Romantic Notions

WarriorPoet(2), a friend of mine from Open Diary, suggested that I write an entry about an alternative life in which, instead of ever meeting Fuzzy, I was an international jewel thief. On the surface, it’s a romantic notion – going all Carmen Sandiego and hopping from continent to continent, spending a week browsing through the Louvre, or having romantic one-night stands in Barcelona or Milan, dancing through Carnival in Rio.

But the thing is, even in my fantasy, that’s not a life I’d want. Oh, I can appreciate the romance of it, the thrill, the sense of daring and fun, but a life on the lam is no kind of life at all.

Here’s my real fantasy – I want to be an old-style foreign correspondent. There’s this book called Paris to the Moon that I read a couple of years ago – it’s a series of essays about an American couple with a young child experiencing life in Paris. The author was freelancing for The New Yorker at the time, and the book is a compilation of his work. The life they led – writing in the morning, experiencing life in French and English – going to cafes and public swimming pools and museums – that fascinated me. That’s what my alternative life would be – me holed up in a garrett or loft in some extremely quaint European city, and having little adventures disguised as trips to the market, an afternoon of shopping, late evenings listening to jazz in obscure clubs, early mornings sipping coffee and nibbling on croissants or beignets – and writing about it all – for money.

I blame these romantic notions on my mother, who has a Sweet 16 lecture we all received as we hit that age – “See Europe!” she told my cousins and me.

I also blame Jo March, the fictional character created by Louisa May Alcott in Little Women. When I was nine years old I stapled a red bow to my black velvet beret, and tucked my hair up inside it, whenever I wanted to write. I filled pages and pages with nonsense, none of which was ever complete. (I do the same thing now, when I have time, except that my vocabulary has improved and I don’t wear the hat any more.)

Rilke once told a young poet who sought advice, that if you wake up and all you can think about is writing, you’re a writer.

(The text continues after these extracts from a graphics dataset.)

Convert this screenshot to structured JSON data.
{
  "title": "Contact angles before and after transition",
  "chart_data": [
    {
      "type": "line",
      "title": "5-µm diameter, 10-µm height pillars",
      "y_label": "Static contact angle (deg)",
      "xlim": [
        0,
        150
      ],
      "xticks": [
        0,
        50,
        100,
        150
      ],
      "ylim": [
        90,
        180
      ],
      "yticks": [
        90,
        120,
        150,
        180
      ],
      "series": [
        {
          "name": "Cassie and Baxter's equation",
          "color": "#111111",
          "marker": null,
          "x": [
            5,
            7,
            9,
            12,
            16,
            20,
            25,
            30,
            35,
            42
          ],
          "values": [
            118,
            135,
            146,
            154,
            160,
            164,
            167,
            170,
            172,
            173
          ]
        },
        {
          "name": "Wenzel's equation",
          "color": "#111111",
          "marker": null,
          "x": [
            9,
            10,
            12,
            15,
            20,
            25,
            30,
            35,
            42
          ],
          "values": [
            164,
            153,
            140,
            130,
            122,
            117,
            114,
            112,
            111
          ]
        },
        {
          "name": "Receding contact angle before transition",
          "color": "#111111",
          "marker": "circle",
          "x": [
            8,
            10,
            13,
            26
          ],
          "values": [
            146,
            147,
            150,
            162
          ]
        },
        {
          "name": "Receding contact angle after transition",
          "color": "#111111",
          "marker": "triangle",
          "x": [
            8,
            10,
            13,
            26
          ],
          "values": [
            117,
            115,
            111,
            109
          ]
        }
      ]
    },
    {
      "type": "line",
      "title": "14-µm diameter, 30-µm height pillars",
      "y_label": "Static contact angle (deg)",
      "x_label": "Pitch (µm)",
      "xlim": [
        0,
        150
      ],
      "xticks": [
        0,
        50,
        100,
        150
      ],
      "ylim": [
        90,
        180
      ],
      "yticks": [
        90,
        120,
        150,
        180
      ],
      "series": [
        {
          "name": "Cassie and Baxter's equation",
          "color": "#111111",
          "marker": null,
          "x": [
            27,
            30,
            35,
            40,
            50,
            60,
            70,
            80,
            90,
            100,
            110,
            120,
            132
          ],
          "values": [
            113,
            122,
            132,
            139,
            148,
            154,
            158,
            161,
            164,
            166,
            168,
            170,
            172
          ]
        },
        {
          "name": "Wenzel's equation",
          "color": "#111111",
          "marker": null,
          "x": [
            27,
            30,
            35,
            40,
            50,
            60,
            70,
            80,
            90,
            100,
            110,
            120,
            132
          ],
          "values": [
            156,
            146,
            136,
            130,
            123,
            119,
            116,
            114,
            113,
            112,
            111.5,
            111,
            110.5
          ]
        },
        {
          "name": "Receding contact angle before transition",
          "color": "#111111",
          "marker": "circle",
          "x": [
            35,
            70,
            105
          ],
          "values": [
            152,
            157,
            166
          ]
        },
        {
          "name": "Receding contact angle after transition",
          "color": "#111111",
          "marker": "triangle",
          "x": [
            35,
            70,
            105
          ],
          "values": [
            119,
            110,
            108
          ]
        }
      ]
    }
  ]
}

Words flow through my brain on a near constant basis, and I am ever so madly in love with pen and ink and text on screens. Writing isn’t all I want to do, but it’s the thing that never goes away.

But it’s just a romantic notion.

Obligatory Christmas Night Entry

It’s been a quiet Christmas at Chez Meliss, but that’s not a bad thing. We spent the morning opening presents – I now have a spiffy new hat, scarf, and bag to add to my collection of accessories – and sipping coffee, spent the early afternoon brunching on ham and eggs courtesy of a recipe gleaned from Queer Eye for the Straight Guy, and spent the rest of the day puttering – my husband napped, my stepfather worked on editing a document, my mother fed her addiction to Bejeweled on my computer, and I finally learned how to thread the sewing machine she gave me four years ago.

This evening, we broiled salmon and steamed asparagus for a simple but tasty dinner, and watched Harry Potter and the Prisoner of Azkaban, which dvd was provided for me by Santa Fuzzy. (I’m actually watching it again as I type this, and letting the fanfic part of my brain ponder some new ideas. I haven’t written any fiction or fanfic since NaNo, even though I’ve been writing every day, and Snape is starting to whisper to me again…and the thing is, fanfic warms me up for writing my own stuff…also, I got a nifty book of Latin quips (also from Santa Fuzzy) that I’m dying to use.)

I’m hesitant to list the rest of the gifts I received, because really, it’s not ABOUT that, but I’m tickled by the two books on quilting that are currently sitting by my bed – I’m planning a wedding quilt for a couple of friends – and I received a pair of throw pillows that my mother designed and made, using scans of greeting cards I’ve given her, and some really amazing fabric. They’re gorgeous.

Tomorrow (Sunday) my aunt and cousin are driving over from Shreveport, LA, and bringing food – we’re cooking a London Broil to go with whatever they bring – and that should be nice. Or at least interesting. I’m so accustomed to family being 2500 miles away, that I’m a bit thrown by having anyone within driving distance.

My parents will be here through Tuesday evening, and as much as it’s nice having them around, I’m also happy that this visit is drawing to a close. I’m tired and cranky from living on a ‘normal’ schedule instead of the sort of off-kilter schedule that Fuzzy and I generally keep, and I am anxious to hole myself up in a room with music and quilt pieces, and not have to be social.